By David Phillips
Read or Download Ageing in the Asia-Pacific Region: Issues, Policies and Future Trends (Routledge Advances in Asia-Pacific Studies, Volume 2) PDF
Similar education books
If there is a person certified to write down a self-help publication on good fortune, it truly is Jack Canfield, who is labored his approach from scraping through as a instructor to preserving a Guinness global list for having seven books concurrently at the long island occasions® most sensible record. As a coauthor of the fowl Soup for the Soul® sequence, he is offered greater than eighty million books, and now lives ''in a stunning California estate'' together with his days of eating on spaghetti and tomato paste lengthy in the back of him.

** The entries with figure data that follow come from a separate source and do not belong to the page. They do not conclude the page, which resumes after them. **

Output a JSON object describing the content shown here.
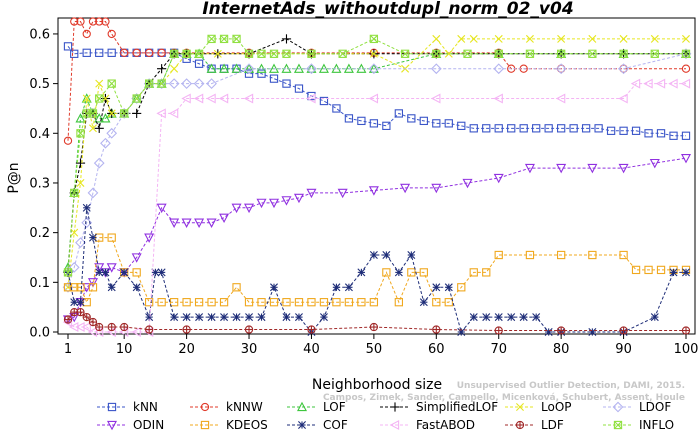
{
  "chart_data": {
    "type": "line",
    "title": "InternetAds_withoutdupl_norm_02_v04",
    "xlabel": "Neighborhood size",
    "ylabel": "P@n",
    "xlim": [
      1,
      100
    ],
    "ylim": [
      0,
      0.62
    ],
    "x_ticks": [
      1,
      10,
      20,
      30,
      40,
      50,
      60,
      70,
      80,
      90,
      100
    ],
    "x_tick_labels": [
      "1",
      "10",
      "20",
      "30",
      "40",
      "50",
      "60",
      "70",
      "80",
      "90",
      "100"
    ],
    "y_ticks": [
      0.0,
      0.1,
      0.2,
      0.3,
      0.4,
      0.5,
      0.6
    ],
    "y_tick_labels": [
      "0.0",
      "0.1",
      "0.2",
      "0.3",
      "0.4",
      "0.5",
      "0.6"
    ],
    "grid": false,
    "legend_position": "bottom",
    "watermark": [
      "Campos, Zimek, Sander, Campello, Micenková, Schubert, Assent, Houle",
      "Unsupervised Outlier Detection, DAMI, 2015."
    ],
    "series": [
      {
        "name": "kNN",
        "color": "#3a55c8",
        "marker": "square",
        "x": [
          1,
          2,
          4,
          6,
          8,
          10,
          12,
          14,
          16,
          18,
          20,
          22,
          24,
          26,
          28,
          30,
          32,
          34,
          36,
          38,
          40,
          42,
          44,
          46,
          48,
          50,
          52,
          54,
          56,
          58,
          60,
          62,
          64,
          66,
          68,
          70,
          72,
          74,
          76,
          78,
          80,
          82,
          84,
          86,
          88,
          90,
          92,
          94,
          96,
          98,
          100
        ],
        "y": [
          0.575,
          0.56,
          0.562,
          0.562,
          0.562,
          0.562,
          0.562,
          0.562,
          0.562,
          0.562,
          0.55,
          0.54,
          0.53,
          0.53,
          0.53,
          0.52,
          0.52,
          0.51,
          0.5,
          0.49,
          0.475,
          0.465,
          0.45,
          0.43,
          0.425,
          0.42,
          0.415,
          0.44,
          0.43,
          0.425,
          0.42,
          0.42,
          0.415,
          0.41,
          0.41,
          0.41,
          0.41,
          0.41,
          0.41,
          0.41,
          0.41,
          0.41,
          0.41,
          0.41,
          0.405,
          0.405,
          0.405,
          0.4,
          0.4,
          0.395,
          0.395
        ]
      },
      {
        "name": "kNNW",
        "color": "#e03a2a",
        "marker": "circle",
        "x": [
          1,
          2,
          3,
          4,
          5,
          6,
          7,
          8,
          10,
          12,
          14,
          16,
          18,
          20,
          30,
          40,
          50,
          60,
          70,
          72,
          74,
          80,
          90,
          100
        ],
        "y": [
          0.385,
          0.625,
          0.625,
          0.6,
          0.625,
          0.625,
          0.625,
          0.6,
          0.562,
          0.562,
          0.562,
          0.562,
          0.562,
          0.562,
          0.562,
          0.562,
          0.562,
          0.562,
          0.562,
          0.53,
          0.53,
          0.53,
          0.53,
          0.53
        ]
      },
      {
        "name": "LOF",
        "color": "#3ec63e",
        "marker": "triangle",
        "x": [
          1,
          2,
          3,
          4,
          5,
          6,
          7,
          8,
          10,
          12,
          14,
          16,
          18,
          20,
          22,
          24,
          26,
          28,
          30,
          32,
          34,
          36,
          38,
          40,
          42,
          44,
          46,
          48,
          50,
          60,
          70,
          80,
          90,
          100
        ],
        "y": [
          0.13,
          0.28,
          0.43,
          0.47,
          0.44,
          0.43,
          0.43,
          0.44,
          0.44,
          0.47,
          0.5,
          0.5,
          0.56,
          0.56,
          0.56,
          0.53,
          0.53,
          0.53,
          0.53,
          0.53,
          0.53,
          0.53,
          0.53,
          0.53,
          0.53,
          0.53,
          0.53,
          0.53,
          0.53,
          0.56,
          0.56,
          0.56,
          0.56,
          0.56
        ]
      },
      {
        "name": "SimplifiedLOF",
        "color": "#000000",
        "marker": "plus",
        "x": [
          1,
          2,
          3,
          4,
          5,
          6,
          7,
          8,
          10,
          12,
          14,
          16,
          18,
          20,
          25,
          30,
          36,
          40,
          50,
          60,
          70,
          80,
          90,
          100
        ],
        "y": [
          0.12,
          0.28,
          0.34,
          0.44,
          0.44,
          0.41,
          0.47,
          0.44,
          0.44,
          0.44,
          0.5,
          0.53,
          0.56,
          0.56,
          0.56,
          0.56,
          0.59,
          0.56,
          0.56,
          0.56,
          0.56,
          0.56,
          0.56,
          0.56
        ]
      },
      {
        "name": "LoOP",
        "color": "#e6e620",
        "marker": "cross",
        "x": [
          1,
          2,
          3,
          4,
          5,
          6,
          7,
          8,
          10,
          12,
          14,
          16,
          18,
          20,
          25,
          30,
          40,
          50,
          55,
          60,
          62,
          64,
          66,
          70,
          75,
          80,
          85,
          90,
          95,
          100
        ],
        "y": [
          0.09,
          0.2,
          0.3,
          0.47,
          0.41,
          0.5,
          0.47,
          0.44,
          0.44,
          0.47,
          0.5,
          0.5,
          0.53,
          0.56,
          0.56,
          0.56,
          0.56,
          0.56,
          0.53,
          0.59,
          0.56,
          0.59,
          0.59,
          0.59,
          0.59,
          0.59,
          0.59,
          0.59,
          0.59,
          0.59
        ]
      },
      {
        "name": "LDOF",
        "color": "#b4b4f0",
        "marker": "diamond",
        "x": [
          1,
          2,
          3,
          4,
          5,
          6,
          7,
          8,
          10,
          12,
          14,
          16,
          18,
          20,
          22,
          24,
          30,
          40,
          50,
          60,
          70,
          80,
          90,
          100
        ],
        "y": [
          0.09,
          0.13,
          0.18,
          0.22,
          0.28,
          0.34,
          0.38,
          0.4,
          0.44,
          0.47,
          0.5,
          0.5,
          0.5,
          0.5,
          0.5,
          0.5,
          0.53,
          0.53,
          0.53,
          0.53,
          0.53,
          0.53,
          0.53,
          0.56
        ]
      },
      {
        "name": "ODIN",
        "color": "#9030e0",
        "marker": "triangle-down",
        "x": [
          1,
          2,
          3,
          4,
          5,
          6,
          7,
          8,
          10,
          12,
          14,
          16,
          18,
          20,
          22,
          24,
          26,
          28,
          30,
          32,
          34,
          36,
          38,
          40,
          45,
          50,
          55,
          60,
          65,
          70,
          75,
          80,
          85,
          90,
          95,
          100
        ],
        "y": [
          0.025,
          0.03,
          0.06,
          0.09,
          0.1,
          0.13,
          0.12,
          0.13,
          0.12,
          0.15,
          0.19,
          0.25,
          0.22,
          0.22,
          0.22,
          0.22,
          0.23,
          0.25,
          0.25,
          0.26,
          0.26,
          0.265,
          0.27,
          0.28,
          0.28,
          0.285,
          0.29,
          0.29,
          0.3,
          0.31,
          0.33,
          0.33,
          0.33,
          0.33,
          0.34,
          0.35
        ]
      },
      {
        "name": "KDEOS",
        "color": "#f0a81e",
        "marker": "square",
        "x": [
          1,
          2,
          3,
          4,
          5,
          6,
          8,
          10,
          12,
          14,
          16,
          18,
          20,
          22,
          24,
          26,
          28,
          30,
          32,
          34,
          36,
          38,
          40,
          42,
          44,
          46,
          48,
          50,
          52,
          54,
          56,
          58,
          60,
          62,
          64,
          66,
          68,
          70,
          75,
          80,
          85,
          90,
          92,
          94,
          96,
          98,
          100
        ],
        "y": [
          0.09,
          0.09,
          0.09,
          0.06,
          0.09,
          0.19,
          0.19,
          0.12,
          0.12,
          0.06,
          0.06,
          0.06,
          0.06,
          0.06,
          0.06,
          0.06,
          0.09,
          0.06,
          0.06,
          0.06,
          0.06,
          0.06,
          0.06,
          0.06,
          0.06,
          0.06,
          0.06,
          0.06,
          0.12,
          0.06,
          0.12,
          0.12,
          0.06,
          0.06,
          0.09,
          0.12,
          0.12,
          0.155,
          0.155,
          0.155,
          0.155,
          0.155,
          0.125,
          0.125,
          0.125,
          0.125,
          0.125
        ]
      },
      {
        "name": "COF",
        "color": "#1e2d78",
        "marker": "star",
        "x": [
          1,
          2,
          3,
          4,
          5,
          6,
          7,
          8,
          10,
          12,
          14,
          15,
          16,
          18,
          20,
          22,
          24,
          26,
          28,
          30,
          32,
          34,
          36,
          38,
          40,
          42,
          44,
          46,
          48,
          50,
          52,
          54,
          56,
          58,
          60,
          62,
          64,
          66,
          68,
          70,
          72,
          74,
          76,
          78,
          80,
          85,
          90,
          95,
          98,
          100
        ],
        "y": [
          0.12,
          0.06,
          0.06,
          0.25,
          0.19,
          0.12,
          0.12,
          0.09,
          0.12,
          0.09,
          0.03,
          0.12,
          0.12,
          0.03,
          0.03,
          0.03,
          0.03,
          0.03,
          0.03,
          0.03,
          0.03,
          0.09,
          0.03,
          0.03,
          0.0,
          0.03,
          0.09,
          0.09,
          0.12,
          0.155,
          0.155,
          0.12,
          0.155,
          0.06,
          0.09,
          0.09,
          0.0,
          0.03,
          0.03,
          0.03,
          0.03,
          0.03,
          0.03,
          0.0,
          0.0,
          0.0,
          0.0,
          0.03,
          0.12,
          0.12
        ]
      },
      {
        "name": "FastABOD",
        "color": "#f4b4f4",
        "marker": "triangle-left",
        "x": [
          1,
          2,
          3,
          4,
          5,
          6,
          8,
          10,
          12,
          14,
          16,
          18,
          20,
          22,
          24,
          26,
          30,
          40,
          50,
          60,
          70,
          80,
          90,
          92,
          94,
          96,
          98,
          100
        ],
        "y": [
          0.02,
          0.01,
          0.01,
          0.01,
          0.0,
          0.0,
          0.0,
          0.0,
          0.0,
          0.0,
          0.44,
          0.44,
          0.47,
          0.47,
          0.47,
          0.47,
          0.47,
          0.47,
          0.47,
          0.47,
          0.47,
          0.47,
          0.47,
          0.5,
          0.5,
          0.5,
          0.5,
          0.5
        ]
      },
      {
        "name": "LDF",
        "color": "#a02828",
        "marker": "circle-plus",
        "x": [
          1,
          2,
          3,
          4,
          5,
          6,
          8,
          10,
          14,
          20,
          30,
          40,
          50,
          60,
          70,
          80,
          90,
          100
        ],
        "y": [
          0.025,
          0.04,
          0.04,
          0.03,
          0.02,
          0.01,
          0.01,
          0.01,
          0.005,
          0.005,
          0.005,
          0.005,
          0.01,
          0.005,
          0.003,
          0.003,
          0.003,
          0.003
        ]
      },
      {
        "name": "INFLO",
        "color": "#90e040",
        "marker": "box-x",
        "x": [
          1,
          2,
          3,
          4,
          5,
          6,
          8,
          10,
          12,
          14,
          16,
          18,
          20,
          22,
          24,
          26,
          28,
          30,
          32,
          34,
          36,
          40,
          45,
          50,
          55,
          60,
          65,
          70,
          75,
          80,
          85,
          90,
          95,
          100
        ],
        "y": [
          0.12,
          0.28,
          0.4,
          0.44,
          0.44,
          0.47,
          0.5,
          0.44,
          0.47,
          0.5,
          0.5,
          0.56,
          0.56,
          0.56,
          0.59,
          0.59,
          0.59,
          0.56,
          0.56,
          0.56,
          0.56,
          0.56,
          0.56,
          0.59,
          0.56,
          0.56,
          0.56,
          0.56,
          0.56,
          0.56,
          0.56,
          0.56,
          0.56,
          0.56
        ]
      }
    ]
  }
}
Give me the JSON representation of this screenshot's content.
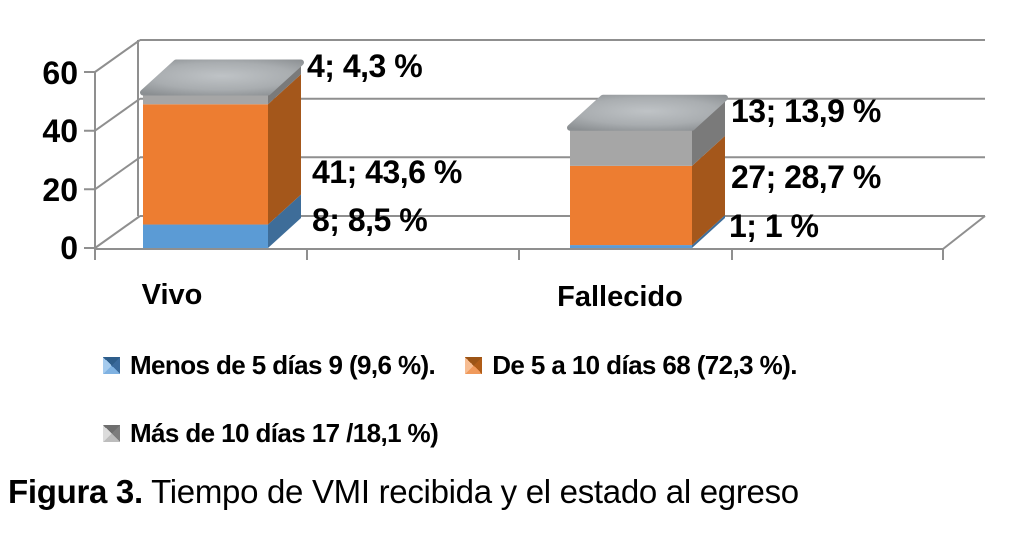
{
  "figure": {
    "caption_label": "Figura 3.",
    "caption_text": "Tiempo de VMI recibida y el estado al egreso"
  },
  "chart_data": {
    "type": "bar",
    "stacked": true,
    "style": "3d",
    "title": "",
    "xlabel": "",
    "ylabel": "",
    "categories": [
      "Vivo",
      "Fallecido"
    ],
    "series": [
      {
        "name": "Menos de 5 días",
        "legend_label": "Menos de 5 días 9 (9,6 %).",
        "color": "#5B9BD5",
        "values": [
          8,
          1
        ]
      },
      {
        "name": "De 5 a 10 días",
        "legend_label": "De 5 a 10 días 68 (72,3 %).",
        "color": "#ED7D31",
        "values": [
          41,
          27
        ]
      },
      {
        "name": "Más de 10 días",
        "legend_label": "Más de 10 días 17 /18,1 %)",
        "color": "#A6A6A6",
        "values": [
          4,
          13
        ]
      }
    ],
    "data_labels": {
      "vivo": [
        "8; 8,5 %",
        "41; 43,6 %",
        "4; 4,3 %"
      ],
      "fallecido": [
        "1; 1 %",
        "27; 28,7 %",
        "13; 13,9 %"
      ]
    },
    "ytick_labels": [
      "0",
      "20",
      "40",
      "60"
    ],
    "ylim": [
      0,
      60
    ],
    "grid": true,
    "legend_position": "bottom"
  },
  "colors": {
    "grid": "#8F8F8F",
    "blue_front": "#5B9BD5",
    "blue_side": "#3E6D99",
    "orange_front": "#ED7D31",
    "orange_side": "#A4571B",
    "gray_front": "#A6A6A6",
    "gray_side": "#7A7A7A"
  }
}
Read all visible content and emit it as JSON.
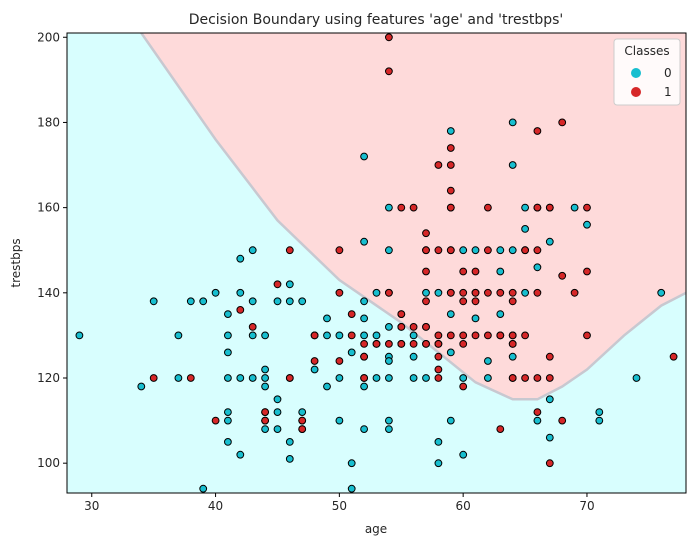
{
  "chart_data": {
    "type": "scatter",
    "title": "Decision Boundary using features 'age' and 'trestbps'",
    "xlabel": "age",
    "ylabel": "trestbps",
    "xlim": [
      28,
      78
    ],
    "ylim": [
      93,
      201
    ],
    "xticks": [
      30,
      40,
      50,
      60,
      70
    ],
    "yticks": [
      100,
      120,
      140,
      160,
      180,
      200
    ],
    "grid": false,
    "legend": {
      "title": "Classes",
      "position": "top-right",
      "entries": [
        "0",
        "1"
      ]
    },
    "colors": {
      "class0_marker": "#17becf",
      "class1_marker": "#d62728",
      "region0_fill": "#d8fefe",
      "region1_fill": "#fedada",
      "boundary": "#c8c8d0"
    },
    "boundary": [
      [
        34,
        201
      ],
      [
        40,
        176
      ],
      [
        45,
        157
      ],
      [
        50,
        143
      ],
      [
        55,
        133
      ],
      [
        58,
        126
      ],
      [
        61,
        119
      ],
      [
        64,
        115
      ],
      [
        66,
        115
      ],
      [
        68,
        118
      ],
      [
        70,
        122
      ],
      [
        73,
        130
      ],
      [
        76,
        137
      ],
      [
        78,
        140
      ]
    ],
    "series": [
      {
        "name": "0",
        "points": [
          [
            29,
            130
          ],
          [
            34,
            118
          ],
          [
            35,
            138
          ],
          [
            37,
            120
          ],
          [
            37,
            130
          ],
          [
            38,
            138
          ],
          [
            39,
            138
          ],
          [
            39,
            94
          ],
          [
            40,
            140
          ],
          [
            41,
            135
          ],
          [
            41,
            130
          ],
          [
            41,
            126
          ],
          [
            41,
            120
          ],
          [
            41,
            112
          ],
          [
            41,
            110
          ],
          [
            41,
            105
          ],
          [
            42,
            140
          ],
          [
            42,
            148
          ],
          [
            42,
            120
          ],
          [
            42,
            102
          ],
          [
            43,
            150
          ],
          [
            43,
            138
          ],
          [
            43,
            130
          ],
          [
            43,
            120
          ],
          [
            44,
            130
          ],
          [
            44,
            122
          ],
          [
            44,
            120
          ],
          [
            44,
            118
          ],
          [
            44,
            112
          ],
          [
            44,
            110
          ],
          [
            44,
            108
          ],
          [
            45,
            138
          ],
          [
            45,
            115
          ],
          [
            45,
            112
          ],
          [
            45,
            108
          ],
          [
            46,
            142
          ],
          [
            46,
            138
          ],
          [
            46,
            120
          ],
          [
            46,
            105
          ],
          [
            46,
            101
          ],
          [
            47,
            138
          ],
          [
            47,
            112
          ],
          [
            47,
            110
          ],
          [
            47,
            108
          ],
          [
            48,
            130
          ],
          [
            48,
            122
          ],
          [
            49,
            134
          ],
          [
            49,
            130
          ],
          [
            49,
            118
          ],
          [
            50,
            130
          ],
          [
            50,
            120
          ],
          [
            50,
            110
          ],
          [
            51,
            126
          ],
          [
            51,
            100
          ],
          [
            51,
            94
          ],
          [
            52,
            138
          ],
          [
            52,
            134
          ],
          [
            52,
            130
          ],
          [
            52,
            125
          ],
          [
            52,
            120
          ],
          [
            52,
            118
          ],
          [
            52,
            172
          ],
          [
            52,
            152
          ],
          [
            52,
            108
          ],
          [
            53,
            140
          ],
          [
            53,
            130
          ],
          [
            53,
            128
          ],
          [
            53,
            120
          ],
          [
            54,
            160
          ],
          [
            54,
            150
          ],
          [
            54,
            140
          ],
          [
            54,
            132
          ],
          [
            54,
            125
          ],
          [
            54,
            124
          ],
          [
            54,
            120
          ],
          [
            54,
            110
          ],
          [
            54,
            108
          ],
          [
            55,
            135
          ],
          [
            55,
            128
          ],
          [
            55,
            132
          ],
          [
            56,
            130
          ],
          [
            56,
            125
          ],
          [
            56,
            120
          ],
          [
            57,
            150
          ],
          [
            57,
            140
          ],
          [
            57,
            132
          ],
          [
            57,
            128
          ],
          [
            57,
            120
          ],
          [
            58,
            140
          ],
          [
            58,
            128
          ],
          [
            58,
            105
          ],
          [
            58,
            100
          ],
          [
            59,
            178
          ],
          [
            59,
            160
          ],
          [
            59,
            150
          ],
          [
            59,
            140
          ],
          [
            59,
            135
          ],
          [
            59,
            126
          ],
          [
            59,
            110
          ],
          [
            60,
            150
          ],
          [
            60,
            120
          ],
          [
            60,
            102
          ],
          [
            61,
            150
          ],
          [
            61,
            140
          ],
          [
            61,
            134
          ],
          [
            62,
            124
          ],
          [
            62,
            120
          ],
          [
            63,
            150
          ],
          [
            63,
            145
          ],
          [
            63,
            135
          ],
          [
            63,
            130
          ],
          [
            64,
            180
          ],
          [
            64,
            170
          ],
          [
            64,
            150
          ],
          [
            64,
            130
          ],
          [
            64,
            128
          ],
          [
            64,
            125
          ],
          [
            64,
            120
          ],
          [
            65,
            160
          ],
          [
            65,
            155
          ],
          [
            65,
            150
          ],
          [
            65,
            140
          ],
          [
            66,
            160
          ],
          [
            66,
            146
          ],
          [
            66,
            110
          ],
          [
            67,
            160
          ],
          [
            67,
            152
          ],
          [
            67,
            115
          ],
          [
            67,
            106
          ],
          [
            69,
            160
          ],
          [
            70,
            156
          ],
          [
            71,
            112
          ],
          [
            71,
            110
          ],
          [
            74,
            120
          ],
          [
            76,
            140
          ]
        ]
      },
      {
        "name": "1",
        "points": [
          [
            35,
            120
          ],
          [
            38,
            120
          ],
          [
            40,
            110
          ],
          [
            42,
            136
          ],
          [
            43,
            132
          ],
          [
            44,
            112
          ],
          [
            44,
            110
          ],
          [
            45,
            142
          ],
          [
            46,
            150
          ],
          [
            46,
            120
          ],
          [
            47,
            110
          ],
          [
            47,
            108
          ],
          [
            48,
            130
          ],
          [
            48,
            124
          ],
          [
            50,
            150
          ],
          [
            50,
            140
          ],
          [
            50,
            124
          ],
          [
            51,
            130
          ],
          [
            51,
            135
          ],
          [
            52,
            128
          ],
          [
            52,
            125
          ],
          [
            52,
            120
          ],
          [
            53,
            128
          ],
          [
            54,
            200
          ],
          [
            54,
            192
          ],
          [
            54,
            140
          ],
          [
            54,
            128
          ],
          [
            55,
            160
          ],
          [
            55,
            135
          ],
          [
            55,
            132
          ],
          [
            55,
            128
          ],
          [
            56,
            160
          ],
          [
            56,
            132
          ],
          [
            56,
            128
          ],
          [
            57,
            154
          ],
          [
            57,
            150
          ],
          [
            57,
            145
          ],
          [
            57,
            138
          ],
          [
            57,
            132
          ],
          [
            57,
            128
          ],
          [
            58,
            170
          ],
          [
            58,
            150
          ],
          [
            58,
            130
          ],
          [
            58,
            128
          ],
          [
            58,
            125
          ],
          [
            58,
            122
          ],
          [
            58,
            120
          ],
          [
            59,
            174
          ],
          [
            59,
            170
          ],
          [
            59,
            164
          ],
          [
            59,
            160
          ],
          [
            59,
            150
          ],
          [
            59,
            140
          ],
          [
            59,
            130
          ],
          [
            60,
            145
          ],
          [
            60,
            140
          ],
          [
            60,
            138
          ],
          [
            60,
            130
          ],
          [
            60,
            128
          ],
          [
            60,
            118
          ],
          [
            61,
            145
          ],
          [
            61,
            140
          ],
          [
            61,
            138
          ],
          [
            61,
            130
          ],
          [
            62,
            160
          ],
          [
            62,
            150
          ],
          [
            62,
            140
          ],
          [
            62,
            130
          ],
          [
            63,
            140
          ],
          [
            63,
            130
          ],
          [
            63,
            108
          ],
          [
            64,
            140
          ],
          [
            64,
            138
          ],
          [
            64,
            130
          ],
          [
            64,
            128
          ],
          [
            64,
            120
          ],
          [
            65,
            150
          ],
          [
            65,
            130
          ],
          [
            65,
            120
          ],
          [
            66,
            178
          ],
          [
            66,
            160
          ],
          [
            66,
            150
          ],
          [
            66,
            140
          ],
          [
            66,
            120
          ],
          [
            66,
            112
          ],
          [
            67,
            160
          ],
          [
            67,
            125
          ],
          [
            67,
            120
          ],
          [
            67,
            100
          ],
          [
            68,
            180
          ],
          [
            68,
            144
          ],
          [
            68,
            110
          ],
          [
            69,
            140
          ],
          [
            70,
            160
          ],
          [
            70,
            145
          ],
          [
            70,
            130
          ],
          [
            77,
            125
          ]
        ]
      }
    ]
  }
}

- Endo Shusaku: A Literature of Reconciliation (Nissan Institute Routledge Japanese Studies Series)
- Regionalization of Globalized Innovation: Locations for advanced industrial development and disparities in participation (Routledge Studies in the Modern World Economy, 27)
- The Acquisition of Aspect and Modality: The Case of Past Reference in Turkish
- Self-Initiation Into the Golden Dawn Tradition: A Complete Cirriculum of Study for Both the Solitary Magician and the Working Magical Group (Llewellyn's Golden Dawn Series)
- Learning Theory
- Negotiating an Anglophone Identity: A Study of the Politics of Recognition and Representation in Cameroon (Afrika-Studiecentrum Series) (Afrika-Studiecentrum Series)
Extra info for Ageing in the Asia-Pacific Region: Issues, Policies and Future Trends (Routledge Advances in Asia-Pacific Studies, Volume 2)
E. an increase of 36 per cent. By 2025, the twelvecountry elderly total is projected to reach 422 million. China alone will see its 60-and-over population explode from 123 million in 1998 to nearly 280 million by the year 2025. The emergence of the oldest old The term ‘oldest old’ refers here to those persons aged 75 and over. Currently, this group constitutes between 15 and 23 per cent of all elderly people in nine of the twelve nations, with somewhat higher levels seen in Japan, the Hong Kong (SAR) and Singapore.
Some international convergence of costs appears to be happening, perhaps influenced by what the public sector and insurance will support. A comparison of Hong Kong, Britain and Canada in 1999 indicates that a reasonable quality nursing home room in Hong Kong cost (in US dollars) from $800 to 1,800 per month. In Britain, state support for such a room was about $2,000 per month whilst, in Canada, it was estimated at about $1,900. In Hong Kong, as in the other two countries, the costs of higher-level nursing care and good quality single rooms is thus becoming very expensive and arguably unaffordable for many families.
There is increasing debate about the nature and linearity of epidemiological transition and it seems clear that protracted and overlapping transitions can occur and that reversals of health gains are possible, especially with the re-emergence of some communicable diseases (Phillips and Verhasselt 1994; Frenk et al. 1996). Transition can also clearly vary considerably between different socioeconomic groups, between rural and urban areas and within urban areas. This is clearly of great relevance to the larger countries in the Asia-Pacific region such as China, Indonesia, Thailand and Vietnam, within which there are great socio-spatial differences in the incidence and prevalence of various causes of mortality and morbidity.